This project documents my experience building a production-grade Zero Trust Architecture deployed
entirely through Terraform Infrastructure as Code. The goal was to implement NIST SP 800-207
principles — default deny, continuous verification, microsegmentation — in a 13-container
stack that provisions with a single terraform apply command and destroys in 30 seconds.
Architecture Overview
The architecture implements five Zero Trust planes, each managed by Terraform:
- Identity Plane — Keycloak HA (2 nodes) behind nginx TLS load balancer, backed by PostgreSQL. Issues JWT tokens for every request.
- Certificate Plane — step-ca private CA with ACME protocol. Issues and auto-renews TLS certificates for the service mesh.
- Policy Plane — OPA with Rego policies served via bundle server (GitOps pattern). Default deny on every request.
- Secrets Plane — AWS Secrets Manager stores all credentials. Zero hardcoded passwords in code or config.
- Observability Plane — AWS CloudWatch alarms, logs, and metrics for continuous monitoring.
Keycloak HA Identity Cluster
Two Keycloak nodes behind an nginx TLS load balancer, backed by PostgreSQL. Infinispan TCP clustering enables session replication — if one node dies, the other serves requests without session loss. The nginx load balancer terminates TLS using a Terraform-generated self-signed certificate.
resource "docker_container" "keycloak_1" { name = "keycloak-1" image = docker_image.keycloak.image_id command = ["start"] # NOT --optimized (see warning below) env = [ "KC_DB=postgres", "KC_DB_URL=jdbc:postgresql://keycloak-db:5432/keycloak", "KC_HOSTNAME_STRICT=false", "KC_PROXY_HEADERS=xforwarded", "KC_HTTP_ENABLED=true", "KC_HEALTH_ENABLED=true", "KC_CACHE=ispn", "KC_CACHE_STACK=tcp", # Infinispan clustering for HA "KEYCLOAK_ADMIN=admin", "KEYCLOAK_ADMIN_PASSWORD=${var.keycloak_admin_password}", ] }
command = ["start", "--optimized"] skips the build step, so KC_DB=postgres is silently ignored and Keycloak crash-loops trying to parse a PostgreSQL URL as H2. Always use command = ["start"] with stock images.
Envoy Service Mesh & Sidecar Pattern
Each microservice runs with an Envoy sidecar proxy sharing the same network namespace via
Docker’s network_mode = "container:${...}".
The sidecar handles TLS termination, authorization, and routing — the application code
never touches security.

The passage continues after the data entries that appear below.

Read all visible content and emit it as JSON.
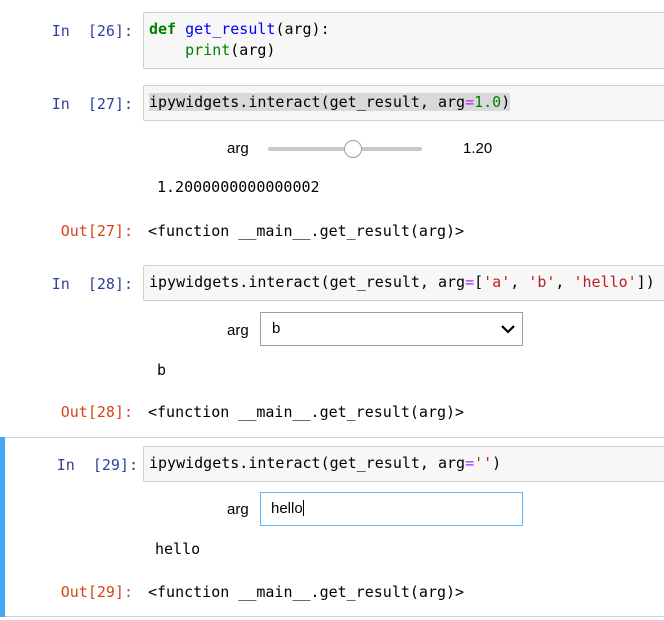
{
  "cell26": {
    "prompt": "In  [26]:",
    "line1": {
      "kw": "def",
      "sp": " ",
      "fn": "get_result",
      "rest": "(arg):"
    },
    "line2": {
      "indent": "    ",
      "bi": "print",
      "rest": "(arg)"
    }
  },
  "cell27": {
    "prompt": "In  [27]:",
    "code": {
      "a": "ipywidgets.interact(get_result, arg",
      "op": "=",
      "num": "1.0",
      "close": ")"
    },
    "widget_label": "arg",
    "slider_readout": "1.20",
    "slider_value": 1.2,
    "slider_min": -1.0,
    "slider_max": 3.0,
    "printed": "1.2000000000000002",
    "out_prompt": "Out[27]:",
    "out_value": "<function __main__.get_result(arg)>"
  },
  "cell28": {
    "prompt": "In  [28]:",
    "code": {
      "a": "ipywidgets.interact(get_result, arg",
      "op": "=",
      "open": "[",
      "s1": "'a'",
      "c1": ", ",
      "s2": "'b'",
      "c2": ", ",
      "s3": "'hello'",
      "close": "])"
    },
    "widget_label": "arg",
    "dropdown_value": "b",
    "printed": "b",
    "out_prompt": "Out[28]:",
    "out_value": "<function __main__.get_result(arg)>"
  },
  "cell29": {
    "prompt": "In  [29]:",
    "code": {
      "a": "ipywidgets.interact(get_result, arg",
      "op": "=",
      "str": "''",
      "close": ")"
    },
    "widget_label": "arg",
    "text_value": "hello",
    "printed": "hello",
    "out_prompt": "Out[29]:",
    "out_value": "<function __main__.get_result(arg)>"
  },
  "colors": {
    "in_prompt": "#303f9f",
    "out_prompt": "#d84315",
    "selection_bar": "#42a5f5"
  }
}
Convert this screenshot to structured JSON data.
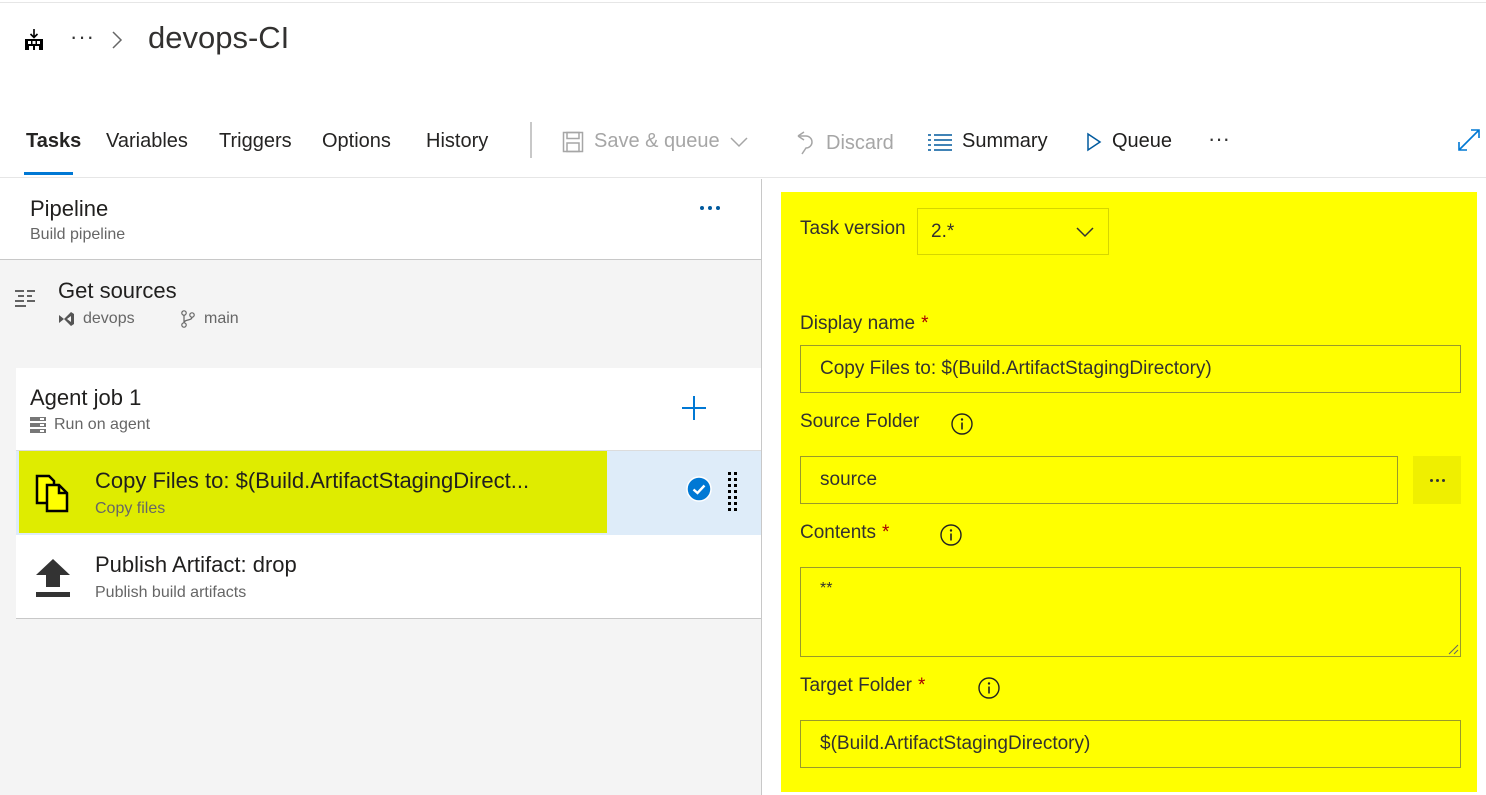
{
  "header": {
    "breadcrumb_ellipsis": "···",
    "title": "devops-CI"
  },
  "tabs": [
    {
      "label": "Tasks",
      "active": true
    },
    {
      "label": "Variables",
      "active": false
    },
    {
      "label": "Triggers",
      "active": false
    },
    {
      "label": "Options",
      "active": false
    },
    {
      "label": "History",
      "active": false
    }
  ],
  "toolbar": {
    "save_queue_label": "Save & queue",
    "discard_label": "Discard",
    "summary_label": "Summary",
    "queue_label": "Queue",
    "more_label": "···"
  },
  "pipeline": {
    "title": "Pipeline",
    "subtitle": "Build pipeline"
  },
  "get_sources": {
    "title": "Get sources",
    "repo": "devops",
    "branch": "main"
  },
  "agent_job": {
    "title": "Agent job 1",
    "subtitle": "Run on agent"
  },
  "tasks": [
    {
      "title": "Copy Files to: $(Build.ArtifactStagingDirect...",
      "subtitle": "Copy files",
      "selected": true
    },
    {
      "title": "Publish Artifact: drop",
      "subtitle": "Publish build artifacts",
      "selected": false
    }
  ],
  "task_form": {
    "task_version_label": "Task version",
    "task_version_value": "2.*",
    "display_name_label": "Display name",
    "display_name_value": "Copy Files to: $(Build.ArtifactStagingDirectory)",
    "source_folder_label": "Source Folder",
    "source_folder_value": "source",
    "contents_label": "Contents",
    "contents_value": "**",
    "target_folder_label": "Target Folder",
    "target_folder_value": "$(Build.ArtifactStagingDirectory)",
    "required_marker": "*"
  },
  "colors": {
    "accent": "#0078d4",
    "form_highlight": "#ffff00",
    "task_highlight": "#dfec00",
    "selected_row": "#deecf9",
    "required": "#a80000"
  }
}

This is the same pattern used by Istio and AWS App Mesh in production.
# Parent container owns the network namespace and ports resource "docker_container" "api_gateway" { name = "api-gateway" image = docker_image.api_gateway.image_id ports { internal = 9443 external = 9443 } networks_advanced { name = data.docker_network.mesh.id } } # Envoy sidecar shares parent's network — no ports here resource "docker_container" "envoy_gw" { name = "envoy-api-gateway" image = docker_image.envoy.image_id network_mode = "container:${docker_container.api_gateway.id}" depends_on = [docker_container.api_gateway] }
network_mode = "container:..." shares the network namespace. The sidecar has no network of its own — publishing ports on it causes a “conflicting options” error. All ports must be declared on the parent container.
OPA Policy Engine
Open Policy Agent evaluates every request against Rego policies distributed via a bundle server. The bundle is a tarball served by nginx — update the Rego file in Git, rebuild the bundle, and OPA picks up the new policy automatically within 10–30 seconds. This is the GitOps pattern for policy management.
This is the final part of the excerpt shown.